Comments: Catches of Spanish mackerel picked up significantly along the beach late in the week. Look for Spanish in the vicinity of inlet passes such as Little River and Murrells Inlet, along the beach and at near-shore artificial reefs. It’s also been a solid week of fishing on Grand Strand piers, with good catches of flounder and Spanish along with a 26-pound, 8-ounce king mackerel landed on the Apache Pier Saturday. Plenty of other species are possibilities on the piers including bluefish, whiting, croaker, weakfish, pompano, black drum and sheepshead. Spadefish remain a fixture on the near-shore reefs, with flounder, black sea bass and weakfish also around. Be ready in case big Spanish, a king or cobia make an appearance. Sharks are also plentiful on the reefs, including some huge tigers and hammerheads. The ocean water temperature was a balmy 86.09 degrees at 6 p.m. at 2nd Ave. Pier.
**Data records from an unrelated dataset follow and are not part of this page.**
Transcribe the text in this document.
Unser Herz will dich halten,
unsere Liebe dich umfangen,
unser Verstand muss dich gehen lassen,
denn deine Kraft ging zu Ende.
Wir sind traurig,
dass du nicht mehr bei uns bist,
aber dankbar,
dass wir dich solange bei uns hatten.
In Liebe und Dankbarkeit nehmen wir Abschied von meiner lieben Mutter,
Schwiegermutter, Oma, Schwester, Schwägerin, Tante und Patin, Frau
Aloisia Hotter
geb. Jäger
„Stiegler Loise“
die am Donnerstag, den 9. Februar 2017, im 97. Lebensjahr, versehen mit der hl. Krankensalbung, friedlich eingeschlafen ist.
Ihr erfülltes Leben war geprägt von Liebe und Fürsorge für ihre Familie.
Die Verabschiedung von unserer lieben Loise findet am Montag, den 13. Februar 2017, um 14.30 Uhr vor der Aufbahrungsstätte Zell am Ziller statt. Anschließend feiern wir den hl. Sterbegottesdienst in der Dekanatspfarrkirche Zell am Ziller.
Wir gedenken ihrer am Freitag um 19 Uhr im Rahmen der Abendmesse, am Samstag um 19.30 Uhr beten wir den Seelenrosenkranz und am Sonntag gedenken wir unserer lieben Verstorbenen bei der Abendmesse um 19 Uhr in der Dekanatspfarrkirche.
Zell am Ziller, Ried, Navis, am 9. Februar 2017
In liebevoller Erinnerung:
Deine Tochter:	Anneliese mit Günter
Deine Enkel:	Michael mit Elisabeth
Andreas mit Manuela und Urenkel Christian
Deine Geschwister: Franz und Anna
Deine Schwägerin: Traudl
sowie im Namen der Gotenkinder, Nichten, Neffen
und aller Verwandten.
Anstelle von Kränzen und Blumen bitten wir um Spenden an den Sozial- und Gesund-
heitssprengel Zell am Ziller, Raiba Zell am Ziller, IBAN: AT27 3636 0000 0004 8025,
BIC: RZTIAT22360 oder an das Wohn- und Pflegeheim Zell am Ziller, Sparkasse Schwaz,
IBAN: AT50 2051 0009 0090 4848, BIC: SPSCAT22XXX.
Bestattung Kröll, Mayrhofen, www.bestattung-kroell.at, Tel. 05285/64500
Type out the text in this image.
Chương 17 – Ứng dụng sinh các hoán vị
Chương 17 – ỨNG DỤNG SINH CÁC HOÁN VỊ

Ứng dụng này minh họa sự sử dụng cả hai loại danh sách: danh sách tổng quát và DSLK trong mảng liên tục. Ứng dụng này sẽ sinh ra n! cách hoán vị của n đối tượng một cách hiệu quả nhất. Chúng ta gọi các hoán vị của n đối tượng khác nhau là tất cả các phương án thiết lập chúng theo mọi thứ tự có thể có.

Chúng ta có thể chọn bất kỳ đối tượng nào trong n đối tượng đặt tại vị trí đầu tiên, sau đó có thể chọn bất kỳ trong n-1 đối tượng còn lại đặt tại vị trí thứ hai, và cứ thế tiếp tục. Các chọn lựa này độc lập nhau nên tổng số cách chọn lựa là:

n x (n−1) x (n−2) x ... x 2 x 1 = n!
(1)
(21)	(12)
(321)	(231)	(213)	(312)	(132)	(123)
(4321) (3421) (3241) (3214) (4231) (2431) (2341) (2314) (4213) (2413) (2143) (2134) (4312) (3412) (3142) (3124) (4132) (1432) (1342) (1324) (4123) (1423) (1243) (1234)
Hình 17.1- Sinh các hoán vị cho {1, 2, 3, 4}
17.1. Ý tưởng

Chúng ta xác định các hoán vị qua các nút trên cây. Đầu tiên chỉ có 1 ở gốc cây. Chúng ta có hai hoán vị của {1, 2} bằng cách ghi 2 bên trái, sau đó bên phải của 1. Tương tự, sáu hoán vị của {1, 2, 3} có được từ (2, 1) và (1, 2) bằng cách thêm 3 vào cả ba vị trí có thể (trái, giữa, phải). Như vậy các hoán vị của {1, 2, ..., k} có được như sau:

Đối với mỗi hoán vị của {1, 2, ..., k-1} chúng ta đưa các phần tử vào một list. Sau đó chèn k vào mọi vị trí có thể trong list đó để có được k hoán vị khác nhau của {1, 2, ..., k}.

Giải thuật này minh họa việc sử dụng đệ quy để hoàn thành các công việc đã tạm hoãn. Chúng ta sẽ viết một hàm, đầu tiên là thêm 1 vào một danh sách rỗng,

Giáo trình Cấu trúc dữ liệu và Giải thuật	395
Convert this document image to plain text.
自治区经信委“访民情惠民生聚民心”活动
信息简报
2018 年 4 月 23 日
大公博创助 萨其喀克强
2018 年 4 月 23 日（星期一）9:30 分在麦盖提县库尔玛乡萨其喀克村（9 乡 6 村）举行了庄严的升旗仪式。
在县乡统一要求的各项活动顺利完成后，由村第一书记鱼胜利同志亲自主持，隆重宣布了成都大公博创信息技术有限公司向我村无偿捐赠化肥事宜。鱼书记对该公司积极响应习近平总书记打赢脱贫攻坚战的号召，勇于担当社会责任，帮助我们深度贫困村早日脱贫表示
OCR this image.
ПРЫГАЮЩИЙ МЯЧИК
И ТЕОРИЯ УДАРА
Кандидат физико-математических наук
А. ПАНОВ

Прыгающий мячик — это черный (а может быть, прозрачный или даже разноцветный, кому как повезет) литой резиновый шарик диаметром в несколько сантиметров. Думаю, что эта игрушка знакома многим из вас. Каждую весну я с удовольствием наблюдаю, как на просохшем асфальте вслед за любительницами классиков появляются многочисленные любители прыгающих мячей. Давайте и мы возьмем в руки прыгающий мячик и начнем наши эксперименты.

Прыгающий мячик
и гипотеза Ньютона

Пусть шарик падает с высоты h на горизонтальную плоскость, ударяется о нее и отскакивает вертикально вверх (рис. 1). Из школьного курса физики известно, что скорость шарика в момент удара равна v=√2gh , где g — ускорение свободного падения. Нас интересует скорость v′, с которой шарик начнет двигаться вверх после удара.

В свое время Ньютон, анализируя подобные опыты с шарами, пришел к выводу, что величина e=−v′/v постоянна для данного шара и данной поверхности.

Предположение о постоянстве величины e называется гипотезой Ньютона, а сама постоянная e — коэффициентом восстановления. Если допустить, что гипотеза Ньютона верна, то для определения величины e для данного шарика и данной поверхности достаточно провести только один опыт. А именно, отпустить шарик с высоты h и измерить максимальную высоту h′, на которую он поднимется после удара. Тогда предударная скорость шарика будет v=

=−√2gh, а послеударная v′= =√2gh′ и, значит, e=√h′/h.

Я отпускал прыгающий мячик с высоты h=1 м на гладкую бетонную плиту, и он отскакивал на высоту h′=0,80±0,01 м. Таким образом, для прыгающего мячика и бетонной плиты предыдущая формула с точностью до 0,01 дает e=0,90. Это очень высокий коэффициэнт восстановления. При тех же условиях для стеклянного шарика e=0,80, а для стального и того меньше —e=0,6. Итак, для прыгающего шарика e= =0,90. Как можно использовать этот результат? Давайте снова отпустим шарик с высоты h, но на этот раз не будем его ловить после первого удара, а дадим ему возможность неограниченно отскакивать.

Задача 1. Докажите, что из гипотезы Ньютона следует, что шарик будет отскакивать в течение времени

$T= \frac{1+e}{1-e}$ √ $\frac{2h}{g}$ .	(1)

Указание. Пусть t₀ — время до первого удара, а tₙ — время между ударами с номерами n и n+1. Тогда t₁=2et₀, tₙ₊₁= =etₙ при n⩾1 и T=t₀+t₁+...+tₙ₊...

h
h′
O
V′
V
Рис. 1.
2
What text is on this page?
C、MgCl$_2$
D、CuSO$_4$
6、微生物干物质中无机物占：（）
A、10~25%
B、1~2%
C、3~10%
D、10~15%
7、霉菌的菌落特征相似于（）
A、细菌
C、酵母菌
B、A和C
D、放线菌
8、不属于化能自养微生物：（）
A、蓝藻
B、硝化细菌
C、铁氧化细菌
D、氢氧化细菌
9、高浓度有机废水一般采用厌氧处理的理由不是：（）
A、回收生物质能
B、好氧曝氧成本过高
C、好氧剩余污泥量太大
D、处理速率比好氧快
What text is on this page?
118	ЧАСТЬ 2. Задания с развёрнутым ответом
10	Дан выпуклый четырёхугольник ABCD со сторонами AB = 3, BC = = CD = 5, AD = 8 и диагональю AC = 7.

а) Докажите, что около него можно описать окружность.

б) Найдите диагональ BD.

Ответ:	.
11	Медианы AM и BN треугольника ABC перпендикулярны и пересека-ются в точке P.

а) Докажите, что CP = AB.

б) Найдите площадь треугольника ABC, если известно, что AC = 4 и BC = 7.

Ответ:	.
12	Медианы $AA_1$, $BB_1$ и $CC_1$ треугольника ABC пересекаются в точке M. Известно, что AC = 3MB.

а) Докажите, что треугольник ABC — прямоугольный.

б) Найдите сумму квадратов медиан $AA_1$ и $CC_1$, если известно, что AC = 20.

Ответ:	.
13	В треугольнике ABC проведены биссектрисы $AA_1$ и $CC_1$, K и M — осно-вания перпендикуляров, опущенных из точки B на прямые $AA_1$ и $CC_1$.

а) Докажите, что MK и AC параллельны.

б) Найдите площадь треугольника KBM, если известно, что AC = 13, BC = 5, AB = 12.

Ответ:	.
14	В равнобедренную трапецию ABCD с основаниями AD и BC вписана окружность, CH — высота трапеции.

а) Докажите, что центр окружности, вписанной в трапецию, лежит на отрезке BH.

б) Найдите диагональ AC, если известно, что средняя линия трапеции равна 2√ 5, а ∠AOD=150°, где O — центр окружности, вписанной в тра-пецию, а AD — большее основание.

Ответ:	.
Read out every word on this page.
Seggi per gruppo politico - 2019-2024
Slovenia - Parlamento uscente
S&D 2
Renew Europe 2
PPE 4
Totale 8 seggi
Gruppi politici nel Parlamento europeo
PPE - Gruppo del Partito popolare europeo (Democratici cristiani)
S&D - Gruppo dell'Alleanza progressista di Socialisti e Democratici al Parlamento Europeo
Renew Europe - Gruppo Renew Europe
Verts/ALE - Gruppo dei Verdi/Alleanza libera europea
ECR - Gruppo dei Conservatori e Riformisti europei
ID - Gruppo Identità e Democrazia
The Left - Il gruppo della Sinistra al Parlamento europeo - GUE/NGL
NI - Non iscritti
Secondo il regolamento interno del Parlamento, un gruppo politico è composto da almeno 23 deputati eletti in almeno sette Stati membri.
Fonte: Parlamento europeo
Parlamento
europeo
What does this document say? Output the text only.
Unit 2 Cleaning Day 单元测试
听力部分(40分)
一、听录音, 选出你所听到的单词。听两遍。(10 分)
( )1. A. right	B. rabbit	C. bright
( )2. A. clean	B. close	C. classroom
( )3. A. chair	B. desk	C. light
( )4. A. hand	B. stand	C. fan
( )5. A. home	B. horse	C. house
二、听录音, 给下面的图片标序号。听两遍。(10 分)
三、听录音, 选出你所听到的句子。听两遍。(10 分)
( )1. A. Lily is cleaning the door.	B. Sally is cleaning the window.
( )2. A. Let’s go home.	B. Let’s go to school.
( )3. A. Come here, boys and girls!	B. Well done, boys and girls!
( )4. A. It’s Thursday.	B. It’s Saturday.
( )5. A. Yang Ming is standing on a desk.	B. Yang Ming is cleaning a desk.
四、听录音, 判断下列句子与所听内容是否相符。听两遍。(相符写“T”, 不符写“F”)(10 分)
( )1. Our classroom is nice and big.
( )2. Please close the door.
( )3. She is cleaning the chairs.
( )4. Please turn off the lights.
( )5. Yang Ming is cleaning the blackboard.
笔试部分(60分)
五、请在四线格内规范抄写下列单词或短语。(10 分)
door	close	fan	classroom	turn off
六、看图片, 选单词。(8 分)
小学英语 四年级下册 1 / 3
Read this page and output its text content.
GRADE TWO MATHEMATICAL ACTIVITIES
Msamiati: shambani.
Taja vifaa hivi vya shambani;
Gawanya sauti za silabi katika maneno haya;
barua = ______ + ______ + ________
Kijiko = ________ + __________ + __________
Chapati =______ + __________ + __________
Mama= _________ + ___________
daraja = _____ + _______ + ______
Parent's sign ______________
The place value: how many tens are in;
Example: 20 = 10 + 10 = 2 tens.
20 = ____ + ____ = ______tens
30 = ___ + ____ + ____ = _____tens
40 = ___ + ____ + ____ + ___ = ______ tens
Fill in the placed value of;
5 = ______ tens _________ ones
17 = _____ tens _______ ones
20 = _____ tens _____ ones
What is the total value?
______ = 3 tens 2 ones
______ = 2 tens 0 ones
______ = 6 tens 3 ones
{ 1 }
Look For: Wahoo, blackfin tuna, king mackerel, dolphin, blue marlin, grouper, vermilion snapper, black sea bass, red porgy, amberjack, triggerfish.
Comments: The wahoo bite has been very good offshore when conditions allow boats to get out there. One of the top catches of the week came aboard Underdog out of Murrells Inlet with four sizable wahoo including a 49-pounder. Four boats out of Georgetown Landing Marina headed offshore on Sunday and produced a total of 13 wahoo and three blackfin, plus Strike Zone released a blue marlin. Chris Conklin of Seven Seas Seafood reports king mackerel are hitting dead baits on the Continental Shelf edge and also can be found in the Parking Lot vicinity. As for bottom fishing, Conklin reports vermilion snapper, black sea bass and grouper catches have been good this week. Red snapper are off limits and must be released in the South Atlantic. Joey Mosakowski of Myrtle Beach did just that – released a “genuine” red snapper in the 20-pound class this week. Mosakowski had great catch of vermilion snapper and porgy on the same trip.
Look For: Bream, catfish, bass, crappie, stripers.
Comments: Not much has changed on the rivers, with bream and catfish dominating the catches. Look for bream in 2-5 feet of water hitting mainly crickets, although red worms will work also. For those who prefer artificials, popping bugs will work also. With water temperatures in the upper 80s, fish a little deeper, in the 4-5 foot range, to find larger bream. Catfish will take a variety of baits including cut eels, cut shad and cut mullet. River levels continue to be very low and boaters should beware.